Processing of Large Document Collections: Exercise 4.

Solution for Exercise 4.1

Both the Boguraev-Kennedy method and the MEAD method use cross-sentence dependencies to decide which fragments of the text are important. Sketch a hybrid method that combines these methods. For instance, consider how the Boguraev-Kennedy method could be modified to work in the multiple-document summarization case, and/or how the ideas of the MEAD method could be used in the single-document summarization of the Boguraev-Kennedy method. You can replace features with your own favorites and also make other modifications/simplifications to the methods, if you like.

Before outlining a new method, let us have a look at MEAD and Boguraev-Kennedy methods:

MEAD

The MEAD is a multi-document summarizer: it employs a centroid vector - some sort of a collection of important terms in the documents of the cluster that is summarized. The importance is based on statistical observations. The sentences in the documents are evaluated by three qualities:

Centroid value: a sort of "inner product" of the centroid and the sentence. The more the sentence contains the same words as the cluster centroid, the higher the score. The words that do not occur in the cluster centroid have no impact.
Positional value: The first sentence of the document is of the greatest value. The values of the subsequent sentences are discounted.
First-sentence overlap: The first sentence is the most important. The subsequent sentences are compared to the first one: the more the sentences have common terms, the higher the score.

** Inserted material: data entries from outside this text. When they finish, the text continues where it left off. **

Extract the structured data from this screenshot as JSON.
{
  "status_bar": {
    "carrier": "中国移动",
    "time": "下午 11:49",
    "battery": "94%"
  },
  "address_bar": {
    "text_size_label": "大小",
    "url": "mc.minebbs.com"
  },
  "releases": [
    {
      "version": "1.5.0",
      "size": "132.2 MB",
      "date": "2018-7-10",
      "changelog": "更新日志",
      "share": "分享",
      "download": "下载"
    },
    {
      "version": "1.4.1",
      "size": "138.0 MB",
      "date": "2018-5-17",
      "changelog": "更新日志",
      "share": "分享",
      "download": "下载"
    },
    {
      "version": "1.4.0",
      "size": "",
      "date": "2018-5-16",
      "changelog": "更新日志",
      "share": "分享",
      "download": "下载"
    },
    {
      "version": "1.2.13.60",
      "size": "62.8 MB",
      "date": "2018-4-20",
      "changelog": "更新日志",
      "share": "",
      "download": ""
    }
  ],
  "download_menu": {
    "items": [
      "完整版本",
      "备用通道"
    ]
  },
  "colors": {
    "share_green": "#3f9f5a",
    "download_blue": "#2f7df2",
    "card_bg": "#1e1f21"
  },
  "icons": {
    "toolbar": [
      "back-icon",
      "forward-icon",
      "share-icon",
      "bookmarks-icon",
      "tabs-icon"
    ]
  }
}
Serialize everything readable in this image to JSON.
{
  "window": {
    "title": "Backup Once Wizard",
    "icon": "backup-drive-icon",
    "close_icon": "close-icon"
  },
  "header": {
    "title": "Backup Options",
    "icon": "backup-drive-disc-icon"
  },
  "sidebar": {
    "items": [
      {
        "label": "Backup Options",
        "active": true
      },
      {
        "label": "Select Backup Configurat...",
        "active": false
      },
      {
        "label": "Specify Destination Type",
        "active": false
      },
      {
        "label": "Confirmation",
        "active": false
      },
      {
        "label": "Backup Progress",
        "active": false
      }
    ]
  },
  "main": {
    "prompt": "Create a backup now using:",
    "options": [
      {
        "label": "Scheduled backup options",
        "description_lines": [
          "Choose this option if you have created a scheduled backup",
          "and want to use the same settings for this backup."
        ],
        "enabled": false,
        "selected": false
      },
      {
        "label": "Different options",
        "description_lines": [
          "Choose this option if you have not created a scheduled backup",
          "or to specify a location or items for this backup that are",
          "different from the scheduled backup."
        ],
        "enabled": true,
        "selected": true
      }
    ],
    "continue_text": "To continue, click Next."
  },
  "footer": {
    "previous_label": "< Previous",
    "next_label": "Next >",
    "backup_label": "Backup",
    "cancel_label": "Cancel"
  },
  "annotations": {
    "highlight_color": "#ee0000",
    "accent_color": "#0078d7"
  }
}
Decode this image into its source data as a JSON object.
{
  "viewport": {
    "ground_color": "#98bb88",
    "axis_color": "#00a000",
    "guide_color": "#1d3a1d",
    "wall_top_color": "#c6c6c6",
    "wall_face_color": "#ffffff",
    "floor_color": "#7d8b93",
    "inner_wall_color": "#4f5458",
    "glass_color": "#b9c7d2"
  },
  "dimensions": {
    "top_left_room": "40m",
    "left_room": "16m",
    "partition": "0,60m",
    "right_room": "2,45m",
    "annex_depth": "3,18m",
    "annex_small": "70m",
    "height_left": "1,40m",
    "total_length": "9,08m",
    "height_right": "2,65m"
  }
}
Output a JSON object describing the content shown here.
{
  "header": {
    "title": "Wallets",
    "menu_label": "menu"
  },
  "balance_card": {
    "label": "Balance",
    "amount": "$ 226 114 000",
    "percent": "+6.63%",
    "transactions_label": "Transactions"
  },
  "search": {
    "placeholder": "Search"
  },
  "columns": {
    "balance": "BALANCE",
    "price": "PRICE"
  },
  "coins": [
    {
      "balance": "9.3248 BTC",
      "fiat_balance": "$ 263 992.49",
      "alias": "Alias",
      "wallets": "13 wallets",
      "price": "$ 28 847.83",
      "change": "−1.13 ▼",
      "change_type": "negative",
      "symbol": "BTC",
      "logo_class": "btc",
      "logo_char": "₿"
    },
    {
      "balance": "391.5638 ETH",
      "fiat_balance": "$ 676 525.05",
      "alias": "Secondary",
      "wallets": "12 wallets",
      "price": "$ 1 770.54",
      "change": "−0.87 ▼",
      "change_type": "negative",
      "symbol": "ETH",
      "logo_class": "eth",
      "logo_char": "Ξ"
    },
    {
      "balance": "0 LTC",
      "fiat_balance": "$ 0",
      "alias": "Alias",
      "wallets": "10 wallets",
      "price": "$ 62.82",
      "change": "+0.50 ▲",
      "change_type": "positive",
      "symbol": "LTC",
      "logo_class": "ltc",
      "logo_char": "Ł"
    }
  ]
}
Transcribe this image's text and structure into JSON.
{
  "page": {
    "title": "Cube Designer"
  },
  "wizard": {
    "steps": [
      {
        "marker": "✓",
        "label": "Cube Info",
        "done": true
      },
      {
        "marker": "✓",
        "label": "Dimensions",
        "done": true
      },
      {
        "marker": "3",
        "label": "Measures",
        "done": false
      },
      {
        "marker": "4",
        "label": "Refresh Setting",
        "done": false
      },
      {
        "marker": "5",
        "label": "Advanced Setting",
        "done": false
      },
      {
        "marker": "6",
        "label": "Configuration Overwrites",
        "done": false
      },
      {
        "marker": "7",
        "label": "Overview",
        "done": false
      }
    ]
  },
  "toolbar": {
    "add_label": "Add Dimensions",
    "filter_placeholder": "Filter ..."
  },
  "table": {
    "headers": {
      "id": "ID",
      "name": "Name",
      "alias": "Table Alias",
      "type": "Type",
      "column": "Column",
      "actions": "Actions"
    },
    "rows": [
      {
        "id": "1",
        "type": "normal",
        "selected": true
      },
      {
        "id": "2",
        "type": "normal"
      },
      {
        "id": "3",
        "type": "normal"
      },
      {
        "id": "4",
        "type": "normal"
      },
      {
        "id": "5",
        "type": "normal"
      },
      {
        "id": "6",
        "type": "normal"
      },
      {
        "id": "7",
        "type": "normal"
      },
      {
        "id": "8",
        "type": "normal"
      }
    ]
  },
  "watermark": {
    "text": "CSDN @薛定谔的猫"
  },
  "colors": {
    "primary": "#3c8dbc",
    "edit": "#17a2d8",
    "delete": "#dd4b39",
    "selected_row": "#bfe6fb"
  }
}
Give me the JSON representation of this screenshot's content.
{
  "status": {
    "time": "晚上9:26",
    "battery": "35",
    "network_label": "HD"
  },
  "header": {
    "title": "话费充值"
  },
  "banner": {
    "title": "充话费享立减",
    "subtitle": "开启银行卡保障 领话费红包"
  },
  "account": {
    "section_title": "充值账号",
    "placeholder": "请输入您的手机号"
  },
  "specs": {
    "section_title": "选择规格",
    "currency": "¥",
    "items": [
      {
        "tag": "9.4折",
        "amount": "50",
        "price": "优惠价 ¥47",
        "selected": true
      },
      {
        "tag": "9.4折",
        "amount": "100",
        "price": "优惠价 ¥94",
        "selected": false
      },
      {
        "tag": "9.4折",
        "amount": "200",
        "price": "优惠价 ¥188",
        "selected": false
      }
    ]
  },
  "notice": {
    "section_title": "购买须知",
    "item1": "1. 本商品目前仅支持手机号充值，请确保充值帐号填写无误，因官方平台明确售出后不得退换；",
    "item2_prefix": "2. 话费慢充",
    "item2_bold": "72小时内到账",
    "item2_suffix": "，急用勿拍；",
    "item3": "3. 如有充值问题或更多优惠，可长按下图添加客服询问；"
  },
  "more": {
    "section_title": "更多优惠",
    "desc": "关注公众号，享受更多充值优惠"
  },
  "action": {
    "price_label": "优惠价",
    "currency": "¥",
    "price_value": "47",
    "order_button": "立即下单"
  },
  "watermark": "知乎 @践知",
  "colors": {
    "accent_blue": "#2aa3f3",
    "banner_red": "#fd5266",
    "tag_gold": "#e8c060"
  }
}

These values are compiled into a score via linear combination:

score = a*C + b*P + c*F,

where C, P, and F are the three values and a, b, and c are the corresponding multipliers. Each sentence is assigned such a score. The score is decreased by a "redundancy penalty": the more a sentence overlaps with a high-score sentence, the more its value is reduced. The highest scoring sentence contains the information, and repeating it would be redundant. Finally, the sentences are ranked based on the scores.

Boguraev-Kennedy (BK)

BK summarizes one document at a time. It produces a capsule overview - a normalized representation of the document - based on topic stamps: phrasal units that portray the content of the document. The representation is not necessarily readable text, but rather a collection of excerpts of the highlights of the text.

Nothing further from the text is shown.